# Oil Warmer Oils



## Arimara (Oct 27, 2016)

Is there any way to make these at home?  I know I'm not going to be making soap and definitely not candles for a while but I have been dying to use one or two FOs for oil warmer. If it's more trouble than it's worth, I'm willing to go the reed diffuser route.


----------



## shunt2011 (Oct 27, 2016)

I've read if you mix it with some fractionated Co or even salt you can use them in warmers.


----------



## Arimara (Oct 27, 2016)

shunt2011 said:


> I've read if you mix it with some fractionated Co or even salt you can use them in warmers.



Is that even safe? I am also a little worried about that particular oil and my daughter.


----------



## shunt2011 (Oct 27, 2016)

I've read this on another site. Haven't tried it myself as I don't have a melter right now.  So no help first hand. Hopefully someone else will pop on with more knowledge.  Sorry.


----------



## Arimara (Oct 27, 2016)

shunt2011 said:


> I've read this on another site. Haven't tried it myself as I don't have a melter right now.  So no help first hand. Hopefully someone else will pop on with more knowledge.  Sorry.
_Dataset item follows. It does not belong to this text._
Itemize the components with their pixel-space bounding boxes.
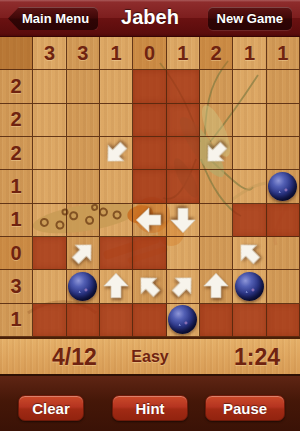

I just read it somewhere too. I'm a little wary of trying it but I might give a go with maybe canola oil or something. I don't want to get DPG if I don't have to. I had some years ago that was just sitting around since my sister didn't use it or anything.


----------



## shunt2011 (Oct 28, 2016)

You'll have to let me know if it works.  Good Luck!


----------



## navigator9 (Oct 28, 2016)

Not exactly sure what an oil warmer is, but I have one of those warmers that I bought to use with Yankee Candle wax melts, and also a diffuser that I use with FOs. Each of them has a little "bowl" that I fill with water, and add a few drops of FO, and they have a votive candle below that warms the water and diffuses the scent. What I usually do with an "empty" bottle of FO, is to rinse it out with a little water, and pour this water into the diffuser. Here is a picture of one of the ones I use, so that you can see what I mean. Not sure if that's what you're talking about, but it works really well.


----------



## Arimara (Oct 28, 2016)

^^ That pic works.


----------



## Chefmom (Oct 28, 2016)

I am a Potter and I make oil warmers in stoneware.  Several years ago I tested a bunch of oil mixtures to be able to sell along side my oil warmers.  Nothing worked for me.  I used DPG and fragrance oil, I used carrier oils, even mineral oil.  The tealights heated the mixture and the smell from the oils overpowered any essential or fragrance oil I used.  I tried commercial mixtures and had the same experiences.

I was moaning and *****ing about my issues to a friend from Australia and he told me that at work they routinely use a tealight oil warmer with eucalyptus oil when anyone is feeling congested.  He said that they just put water in the top with a few drops of essential oil and kept the water topped off so it didn't' run dry.  Just like navigator mentioned above.

I now easily sell my oil warmers by telling people they can simply use water in the top with their favorite essential oils and it is gentle enough to use on a desk top, but very often the scent carries lightly through a room.  I also feel it's the best way to diffuse essential oils to keep them at their best scent carriage and not to try to burn them in a candle...which presents its own issues.

...I also sell tealights with smaller wicks just for oil warmers.  They burn a little longer than my usual tealights and work beautifully for these.


----------



## Arimara (Oct 28, 2016)

Thanks. I guess water is looking like the way to go. I have no problems with that however.

I tried the water/FO suggestion using BB's Rustic Woods and Rum. It's plucking my sweet nerve but it's a nice scent.


----------